Marylee Orr, executive director of the Louisiana Environmental Action Network, says her organization has found dangerously high levels of arsenic, bacteria, heavy metals and other toxic substances in the sediment covering the city. She's especially concerned for the health of immigrant laborers, since their jobs often require them to come in direct contact with contaminants.
She says a recent survey of about 500 workers found only two respirators.
"One guy had the respirator, but he didn't change his refills out," she says. "It was almost really worse than if he didn't have anything."
Every time a truck pulls up to the Shell station at Lee Circle, in the heart of New Orleans, a half-dozen men hop in the back, drywall dust floating off their boots. They jump in before wages have been negotiated, before it's even been determined if the driver's there for workers or just gas and cigarettes. (They hop out in the latter case and sheepishly rejoin the hundred or so workers standing around, eyeing the roundabout for incoming employment.)
"I've lived here for 20 years, and I don't remember ever seeing day laborers standing by a gas station waiting to be offered a job," says Martin Gutierrez, director of the Hispanic Apostolate of the Catholic Archdiocese of New Orleans. "Those types of things you guys probably see every day in Houston, but we don't see that here. It's a new phenomenon."
Most of the laborers at this site are Hispanic, although there are some blacks and whites. They're all looking for work on this cool January morning, all observed by a giant statue of Robert E. Lee.
A black contractor pulls up and, after some negotiating, signals for two nearby Hispanics to hop in his truck, prompting a black laborer at the back of the pack to yell out, "You gonna take these guys here over a brother? That is wrong."

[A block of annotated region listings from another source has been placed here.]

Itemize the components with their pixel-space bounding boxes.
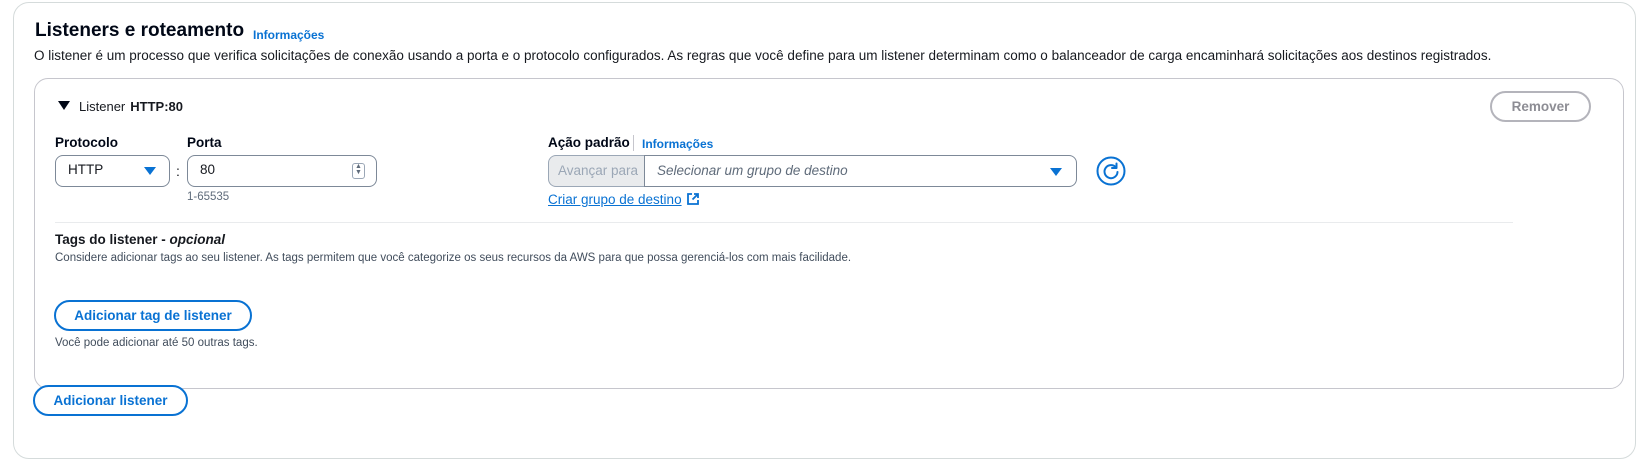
- create-target-group-link[interactable]: Criar grupo de destino: [548, 192, 700, 207]
- refresh-icon[interactable]: [1096, 156, 1126, 186]
- tags-optional: opcional: [169, 232, 226, 247]
- section-description: O listener é um processo que verifica so…: [34, 48, 1492, 63]
- default-action-label: Ação padrão: [548, 135, 630, 150]
- listener-card: Listener HTTP:80 Remover Protocolo HTTP :…: [34, 78, 1624, 389]
- listener-name: HTTP:80: [130, 99, 183, 114]
- port-hint: 1-65535: [187, 191, 230, 203]
- external-link-icon: [686, 193, 699, 205]
- listener-header[interactable]: Listener HTTP:80: [79, 99, 183, 114]
- create-target-group-label: Criar grupo de destino: [548, 192, 682, 207]
- chevron-down-icon: [1050, 168, 1062, 176]
- default-action-info-link[interactable]: Informações: [642, 137, 713, 151]
- protocol-label: Protocolo: [55, 135, 118, 150]
- listener-label: Listener: [79, 99, 126, 114]
- port-separator: :: [176, 163, 180, 179]
- listeners-routing-panel: Listeners e roteamento Informações O lis…: [13, 2, 1636, 459]
- section-info-link[interactable]: Informações: [253, 28, 324, 42]
- section-divider: [55, 222, 1513, 223]
- target-group-select[interactable]: Selecionar um grupo de destino: [644, 155, 1077, 187]
- label-divider: [633, 135, 634, 151]
- tags-description: Considere adicionar tags ao seu listener…: [55, 252, 852, 264]
- add-listener-button[interactable]: Adicionar listener: [33, 385, 188, 416]
- tags-title-text: Tags do listener -: [55, 232, 170, 247]
- target-group-placeholder: Selecionar um grupo de destino: [657, 163, 848, 178]
- add-listener-tag-button[interactable]: Adicionar tag de listener: [54, 300, 252, 331]
- chevron-down-icon: [144, 167, 156, 175]
- caret-down-icon[interactable]: [58, 101, 70, 110]
- protocol-select[interactable]: HTTP: [55, 155, 170, 187]
- section-title: Listeners e roteamento: [35, 20, 245, 41]
- tags-limit-hint: Você pode adicionar até 50 outras tags.: [55, 337, 258, 349]
- tags-title: Tags do listener - opcional: [55, 232, 225, 247]
- stepper-icon[interactable]: ▲ ▼: [352, 163, 365, 179]
- protocol-value: HTTP: [68, 162, 104, 177]
- port-input[interactable]: 80 ▲ ▼: [187, 155, 377, 187]
- action-prefix: Avançar para: [548, 155, 645, 187]
- port-value: 80: [200, 162, 216, 177]
- port-label: Porta: [187, 135, 222, 150]
- remove-listener-button[interactable]: Remover: [1490, 91, 1591, 122]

Racial tensions are running high in the Crescent City. Back in October, Mayor Ray Nagin got some flak for asking business leaders how he could "make sure New Orleans is not overrun with Mexican workers," and last month he made national headlines by declaring it would once again be a "chocolate city." The mayor's comments might have been poorly worded, but they summed up the concerns of many of his constituents, who realize immigrants have something that attracts contractors: the inability to complain effectively about substandard working conditions. (Nagin's office did not return repeated calls requesting comment for this story.)
A truck from ACORN, the Association of Community Organizations for Reform Now, pulls up to the Shell station, and out hops Scott Hagy, a mustachioed manager who's running a team of documented workers. He's just here for gas, but he walks up to a group of laborers swarming around a truck and starts hollering, asking what the contractor plans to do if a worker gets injured.
"When this guy falls off the roof and breaks his leg, how's he going to help this guy?" he yells.
Hagy elaborates once the truck has left with a worker in tow:
"The contractors picking these guys up, on the surface it appears like a good thing. But on a daily basis, these guys get stiffed. These guys break their legs. These guys get hurt. People in the homes get sued. Who's going to take care of them?